Mas minhas divergências às concepções apresentadas pelo prof. Marcelo Lopes aparecem na medida em que seus estudos apresentam muito mais um caráter crítico, embora com um diagnóstico preciso, sem, contudo, apresentar alternativas aos problemas indicados em sua exposição. Algo, aliás, bem peculiar na Academia, onde se julga ser suficiente a abordagem investigativa crítica, cujos projetos indicam o problema, mas se abstêm de apontar soluções para os mesmos.
Ademais falta em suas exposições uma clareza mais processual de toda a complexidade que envolve a maneira como as cidades foram sendo segmentadas, separadas em territórios primeiro seguindo a natural lógica da luta de classes, e a partir daí a ocupação pela marginalidade de áreas abandonadas pelo poder público, na medida em que não atendiam aos interesses especulativos da indústria imobiliária. Nada de novo, se considerarmos a história das cidades, e principalmente se nos concentrarmos no momento em que as transformações urbanas atendem aos novos interesses capitalistas, mais especificamente do século XIX em diante.
Tenho em minhas participações nos eventos mais recentes, indagado com ênfase sobre quais seriam as alternativas que teríamos aos problemas que apresentamos naqueles trabalhos que estamos desenvolvendo.

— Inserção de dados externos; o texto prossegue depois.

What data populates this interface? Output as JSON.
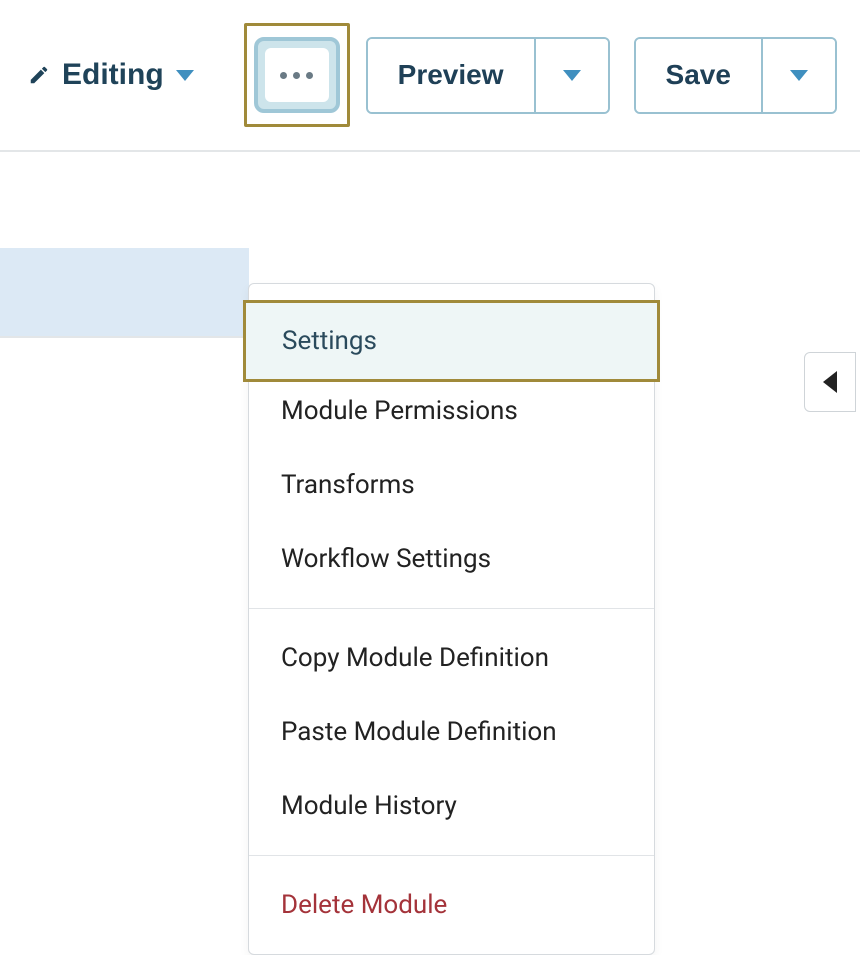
{
  "toolbar": {
    "mode_label": "Editing",
    "preview_label": "Preview",
    "save_label": "Save"
  },
  "menu": {
    "settings": "Settings",
    "permissions": "Module Permissions",
    "transforms": "Transforms",
    "workflow": "Workflow Settings",
    "copy": "Copy Module Definition",
    "paste": "Paste Module Definition",
    "history": "Module History",
    "delete": "Delete Module"
  },
  "colors": {
    "highlight_border": "#a08a3a",
    "button_border": "#99c1d1",
    "text_primary": "#1f4359",
    "danger": "#a4333a"
  }
}
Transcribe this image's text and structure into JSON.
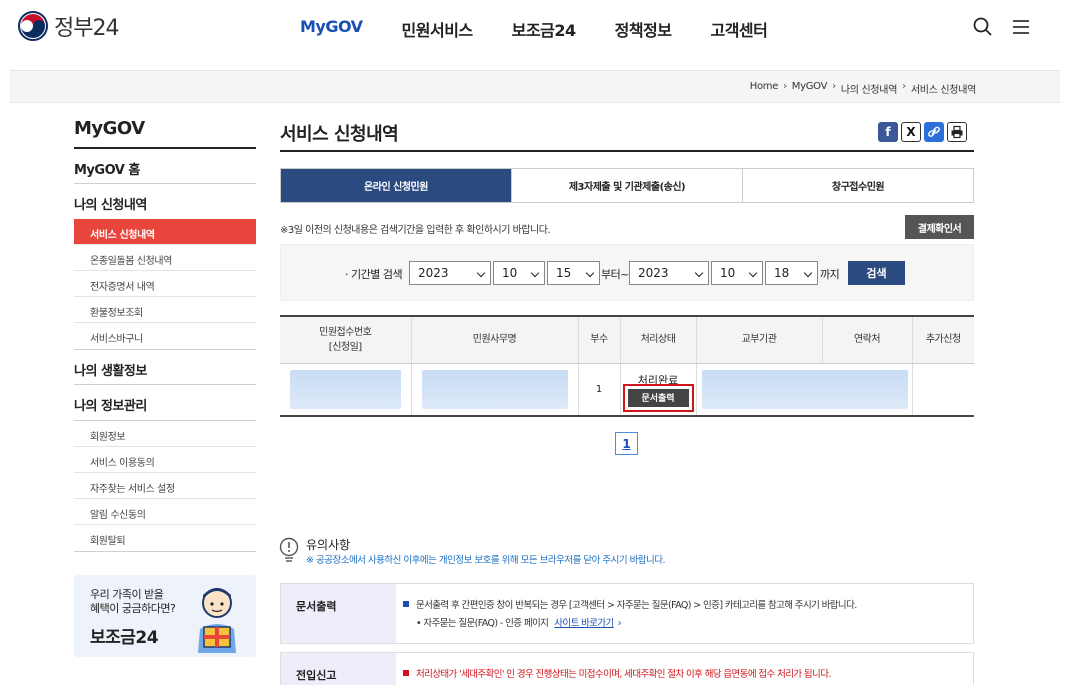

Evidentemente que nossas pesquisas buscam um diagnóstico, a confirmação de hipóteses que levantamos nos objetos das pesquisas que investigamos. Queremos saber o porquê desses problemas e, portanto, identificamos hipóteses que nos cabe no decorrer de nosso trabalho comprová-las. Ou não. Às vezes pode ocorrer de nos depararmos com algumas complexidades que tendem a redirecionar o nosso olhar e terminamos por avançar em outras direções, comprovando outros elementos que inicialmente não estavam bem clarificados.

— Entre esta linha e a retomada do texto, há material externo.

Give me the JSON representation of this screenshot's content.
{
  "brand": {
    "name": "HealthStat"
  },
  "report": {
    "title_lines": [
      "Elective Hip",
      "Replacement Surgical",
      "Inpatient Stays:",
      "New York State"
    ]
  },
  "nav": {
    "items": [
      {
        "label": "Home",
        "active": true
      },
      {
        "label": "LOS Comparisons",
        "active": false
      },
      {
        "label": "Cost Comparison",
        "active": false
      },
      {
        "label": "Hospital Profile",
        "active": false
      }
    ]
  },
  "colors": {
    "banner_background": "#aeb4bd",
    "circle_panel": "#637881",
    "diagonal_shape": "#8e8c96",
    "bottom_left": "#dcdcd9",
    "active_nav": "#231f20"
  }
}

Contudo, quando lidamos com problemas urbanos – e poderiam ser tantos outros relacionados à cidade – até mesmo pelo próprio caráter da formação do geógrafo, nos cabe muito mais do que o mero estudo e a identificação do problema. Na medida em que analisamos situações que envolvem populações, no caso específico historicamente situadas em condições periféricas (e aqui não importa se as favelas do Rio estão situadas entre bairros nobres centrais, o sentido de periférico diz respeito à marginalização a que sempre foram submetidas pelo poder público), é fundamental que não nos prendamos no discurso fácil, da crítica pela crítica, da arrogância intelectual para o qual determinados problemas terminam por constituir-se em ótimas oportunidades de desfilarmos nossa empáfia acadêmica.

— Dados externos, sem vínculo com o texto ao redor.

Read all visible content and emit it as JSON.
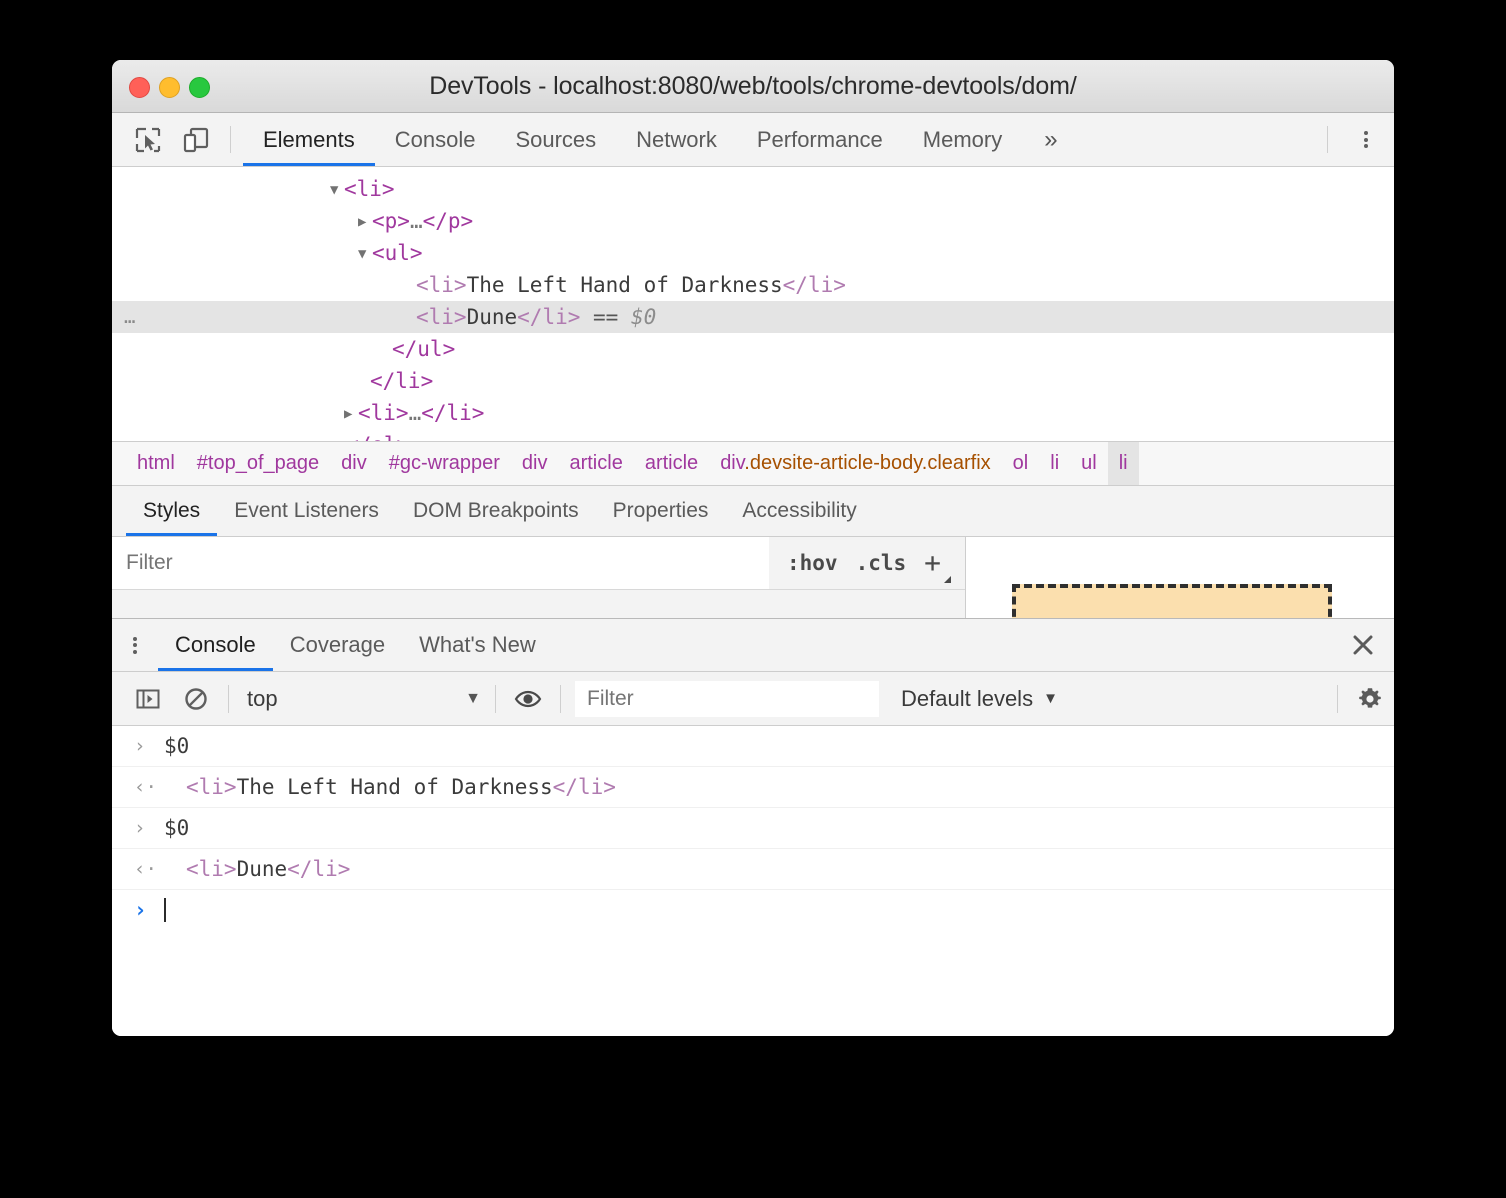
{
  "window": {
    "title": "DevTools - localhost:8080/web/tools/chrome-devtools/dom/",
    "traffic_lights": {
      "close_color": "#ff6058",
      "minimize_color": "#ffbd2e",
      "zoom_color": "#28c83f"
    }
  },
  "toolbar": {
    "inspect_icon": "inspect-element-icon",
    "device_icon": "device-toolbar-icon",
    "overflow_label": "»",
    "tabs": [
      {
        "label": "Elements",
        "active": true
      },
      {
        "label": "Console",
        "active": false
      },
      {
        "label": "Sources",
        "active": false
      },
      {
        "label": "Network",
        "active": false
      },
      {
        "label": "Performance",
        "active": false
      },
      {
        "label": "Memory",
        "active": false
      }
    ],
    "more_menu_icon": "kebab-menu-icon"
  },
  "dom_tree": {
    "rows": [
      {
        "indent": 218,
        "triangle": "▼",
        "parts": [
          {
            "t": "tag",
            "v": "<li>"
          }
        ],
        "selected": false
      },
      {
        "indent": 246,
        "triangle": "▶",
        "parts": [
          {
            "t": "tag",
            "v": "<p>"
          },
          {
            "t": "ell",
            "v": "…"
          },
          {
            "t": "tag",
            "v": "</p>"
          }
        ],
        "selected": false
      },
      {
        "indent": 246,
        "triangle": "▼",
        "parts": [
          {
            "t": "tag",
            "v": "<ul>"
          }
        ],
        "selected": false
      },
      {
        "indent": 290,
        "triangle": "",
        "parts": [
          {
            "t": "tag-dim",
            "v": "<li>"
          },
          {
            "t": "txt",
            "v": "The Left Hand of Darkness"
          },
          {
            "t": "tag-dim",
            "v": "</li>"
          }
        ],
        "selected": false
      },
      {
        "indent": 290,
        "triangle": "",
        "parts": [
          {
            "t": "tag-dim",
            "v": "<li>"
          },
          {
            "t": "txt",
            "v": "Dune"
          },
          {
            "t": "tag-dim",
            "v": "</li>"
          },
          {
            "t": "eqeq",
            "v": " == "
          },
          {
            "t": "sref",
            "v": "$0"
          }
        ],
        "selected": true,
        "gutter": "…"
      },
      {
        "indent": 266,
        "triangle": "",
        "parts": [
          {
            "t": "tag",
            "v": "</ul>"
          }
        ],
        "selected": false
      },
      {
        "indent": 244,
        "triangle": "",
        "parts": [
          {
            "t": "tag",
            "v": "</li>"
          }
        ],
        "selected": false
      },
      {
        "indent": 232,
        "triangle": "▶",
        "parts": [
          {
            "t": "tag",
            "v": "<li>"
          },
          {
            "t": "ell",
            "v": "…"
          },
          {
            "t": "tag",
            "v": "</li>"
          }
        ],
        "selected": false
      },
      {
        "indent": 220,
        "triangle": "",
        "parts": [
          {
            "t": "tag",
            "v": "</ol>"
          }
        ],
        "selected": false
      }
    ]
  },
  "breadcrumb": {
    "items": [
      {
        "label": "html",
        "selected": false,
        "styled": false
      },
      {
        "label": "#top_of_page",
        "selected": false,
        "styled": false
      },
      {
        "label": "div",
        "selected": false,
        "styled": false
      },
      {
        "label": "#gc-wrapper",
        "selected": false,
        "styled": false
      },
      {
        "label": "div",
        "selected": false,
        "styled": false
      },
      {
        "label": "article",
        "selected": false,
        "styled": false
      },
      {
        "label": "article",
        "selected": false,
        "styled": false
      },
      {
        "label": "div.devsite-article-body.clearfix",
        "tag": "div",
        "rest": ".devsite-article-body.clearfix",
        "selected": false,
        "styled": true
      },
      {
        "label": "ol",
        "selected": false,
        "styled": false
      },
      {
        "label": "li",
        "selected": false,
        "styled": false
      },
      {
        "label": "ul",
        "selected": false,
        "styled": false
      },
      {
        "label": "li",
        "selected": true,
        "styled": false
      }
    ]
  },
  "styles_pane": {
    "tabs": [
      {
        "label": "Styles",
        "active": true
      },
      {
        "label": "Event Listeners",
        "active": false
      },
      {
        "label": "DOM Breakpoints",
        "active": false
      },
      {
        "label": "Properties",
        "active": false
      },
      {
        "label": "Accessibility",
        "active": false
      }
    ],
    "filter_placeholder": "Filter",
    "filter_value": "",
    "hov_label": ":hov",
    "cls_label": ".cls",
    "new_rule_label": "+",
    "box_model": {
      "border_color": "#2f2f2f",
      "fill_color": "#fbdfae"
    }
  },
  "drawer": {
    "more_icon": "kebab-menu-icon",
    "tabs": [
      {
        "label": "Console",
        "active": true
      },
      {
        "label": "Coverage",
        "active": false
      },
      {
        "label": "What's New",
        "active": false
      }
    ],
    "close_icon": "close-icon",
    "toolbar": {
      "sidebar_icon": "console-sidebar-icon",
      "clear_icon": "clear-console-icon",
      "context_value": "top",
      "context_caret": "▼",
      "eye_icon": "live-expression-icon",
      "filter_placeholder": "Filter",
      "filter_value": "",
      "levels_label": "Default levels",
      "levels_caret": "▼",
      "settings_icon": "gear-icon"
    },
    "messages": [
      {
        "kind": "command",
        "marker": "›",
        "parts": [
          {
            "t": "txt",
            "v": "$0"
          }
        ]
      },
      {
        "kind": "result",
        "marker": "‹·",
        "parts": [
          {
            "t": "tag-dim",
            "v": "<li>"
          },
          {
            "t": "txt",
            "v": "The Left Hand of Darkness"
          },
          {
            "t": "tag-dim",
            "v": "</li>"
          }
        ]
      },
      {
        "kind": "command",
        "marker": "›",
        "parts": [
          {
            "t": "txt",
            "v": "$0"
          }
        ]
      },
      {
        "kind": "result",
        "marker": "‹·",
        "parts": [
          {
            "t": "tag-dim",
            "v": "<li>"
          },
          {
            "t": "txt",
            "v": "Dune"
          },
          {
            "t": "tag-dim",
            "v": "</li>"
          }
        ]
      }
    ],
    "prompt": {
      "marker": "›",
      "value": ""
    }
  }
}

É nesse laboratório sobre o qual nos debruçamos e produzimos uma infinidade de textos e livros. Mas sem sequer apresentar uma única alternativa aos projetos e programas do Estado que estão sendo criticados. Satisfaz-se, assim, com os tradicionais aplausos e a orgulho envaidecido e esquerdista de haver sido contundente na crítica ao Estado, algo que faz muito sucesso na academia. Mas, o que fazer?
Assim se comportou o professor Marcelo Lopes, quando levantei alguns pontos falhos em sua exposição e o questionei sobre qual alternativa ele apontaria às UPPs (Unidade de Polícia Pacificadora), visto por ele como mera ação militar, o que é apenas parte da verdade. Sua resposta à minha intervenção demonstrou uma incapacidade em lidar com o contraditório, em aceitar a crítica, bem como o seu despreparo em apontar outros caminhos que possam ser utilizados pelo aparelho estatal, de forma a evitar os desatinos, comuns quando se trata de reprimir populações. O que é comum não significa dizer que seja aceitável, mas representa a lógica sistêmica de estrutura que existem para tal fim.
Por essa razão quis incluir na estrutura do raciocínio do professor, um pouco de dialética, que embora citada por ele não fora implementada em seu discurso. Bem como a necessidade de se buscar na história o sentido de tudo aquilo que está por trás de ações dos aparelhos militares. O que eu pretendia era reforçar a necessidade de sempre compreendermos que existe uma lógica sistêmica que responde pelo nome de capitalismo. E que, apesar de no título de sua conferência constar a expressão “capitalismo fin-de-siècle” faltou a ele explicar com clareza que nada disso é novidade, salvo as novas estratégias adotadas para reocupar ou retomar territórios urbanos dominados seja por gangs de traficantes, de grupos étnicos imigrantes, de prostituições, ou simplesmente por pobres que “enfeiam” a paisagem das cidades, principalmente em zonas centrais ou próximos à áreas de interesses turísticos. O que impedem a valorização e especulação imobiliária.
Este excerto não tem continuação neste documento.